Mais le col du Théodule était auparavant connu des préhistoriens par la découverte d’une très grande lame polie sur un versant placé à quelques centaines de mètres de l’Alp Hermettji, vers 2400 m d’altitude, et publiée en détail (n° 823-2). «En mai 1959, au cours des travaux de construction d’un tunnel dans le cadre des grands travaux du barrage de la Grande-Dixence, M. Jules Pollinger, Saint-Nicolas, a trouvé une grande hache polie en roche verte, au lieu-dit Garten, à environ 200 m du chemin du col du Théodule, au dessous de l’ancienne moraine frontale du glacier supérieur du Théodule [...]. Elle se trouvait à faible profondeur (0,60-1 m). A faible distance on a observé, à 0,60 m de profondeur, une couche noirâtre riche en gros fragments de bois carbonisés, qui s’étend le long du chemin sur une centaine de m» (Sauter 1978, p. 4). L’absence d’archéologue sur place au moment de la découverte et l’ampleur des travaux effectués alentours depuis lors (percement d’un tunnel, pistes de ski, téléphérique) ne permettent plus de savoir à quoi correspondait cette couche noire. Une prospection sur place nous a permis de constater qu’à cet endroit, les roches métamorphiques affleurantes ne sont pas des éclogites (présentes ailleurs sur le versant) ; la couche noire ne peut donc pas correspondre à un site d’extraction néolithique, hypothèse évoquée par M.R. Sauter. Peut-être s’agit-il d’un paléosol ou d’un d’incendie fossilisé. Les prospections effectuées entre 1984 et 1986 par le PAVAC dans le cirque de Zermatt, qui ont mené à la découverte de l’abri de l’Alp Hermettji, n’ont mis en évidence aucune trace d’exploitation préhistorique (comm. personnelle Ph. Curdy).

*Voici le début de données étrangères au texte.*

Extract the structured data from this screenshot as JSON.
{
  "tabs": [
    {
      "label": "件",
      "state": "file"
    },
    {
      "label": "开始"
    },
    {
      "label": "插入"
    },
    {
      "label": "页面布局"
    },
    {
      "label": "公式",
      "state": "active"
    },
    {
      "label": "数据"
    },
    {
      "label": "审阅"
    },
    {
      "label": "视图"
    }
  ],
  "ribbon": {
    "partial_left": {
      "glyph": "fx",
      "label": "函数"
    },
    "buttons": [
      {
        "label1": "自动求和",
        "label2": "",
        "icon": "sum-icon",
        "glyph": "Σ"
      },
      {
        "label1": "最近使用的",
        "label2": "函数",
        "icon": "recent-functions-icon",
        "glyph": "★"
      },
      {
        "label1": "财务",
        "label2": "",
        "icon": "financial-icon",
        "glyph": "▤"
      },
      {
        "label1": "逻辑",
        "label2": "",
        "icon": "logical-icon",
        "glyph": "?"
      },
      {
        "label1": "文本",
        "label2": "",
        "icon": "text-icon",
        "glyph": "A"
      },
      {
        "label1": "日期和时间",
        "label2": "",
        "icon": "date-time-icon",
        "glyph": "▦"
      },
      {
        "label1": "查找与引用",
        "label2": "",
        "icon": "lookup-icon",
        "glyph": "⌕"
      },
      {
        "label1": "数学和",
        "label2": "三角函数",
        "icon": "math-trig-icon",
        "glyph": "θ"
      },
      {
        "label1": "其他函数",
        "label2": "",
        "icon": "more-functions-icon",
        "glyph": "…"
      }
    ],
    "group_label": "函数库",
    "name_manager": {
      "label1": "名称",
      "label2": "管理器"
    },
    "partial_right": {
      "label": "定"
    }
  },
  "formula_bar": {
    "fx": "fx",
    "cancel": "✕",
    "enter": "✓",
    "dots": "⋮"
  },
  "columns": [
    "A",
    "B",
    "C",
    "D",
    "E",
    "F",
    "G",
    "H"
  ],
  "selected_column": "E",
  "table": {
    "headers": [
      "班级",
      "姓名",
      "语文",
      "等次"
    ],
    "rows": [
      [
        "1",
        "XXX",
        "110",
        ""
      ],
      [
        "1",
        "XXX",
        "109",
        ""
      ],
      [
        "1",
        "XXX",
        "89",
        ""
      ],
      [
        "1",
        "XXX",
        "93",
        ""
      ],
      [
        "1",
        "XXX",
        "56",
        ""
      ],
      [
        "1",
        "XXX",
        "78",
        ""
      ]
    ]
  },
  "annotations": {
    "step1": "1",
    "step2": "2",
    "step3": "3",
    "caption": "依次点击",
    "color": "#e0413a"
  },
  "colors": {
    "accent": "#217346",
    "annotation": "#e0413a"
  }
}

La lame de hache est une pièce exceptionnelle, décrite plus haut. Les qualités de l’objet, le lieu de la découverte et l’absence d’autres vestiges néolithiques à proximité immédiate permettent de penser à un dépôt intentionnel lié au passage du col. L’hypothèse d’un abandon accidentel n’est pas à écarter mais le parfait état de l’objet y compris son tranchant plaide pour un acte volontaire.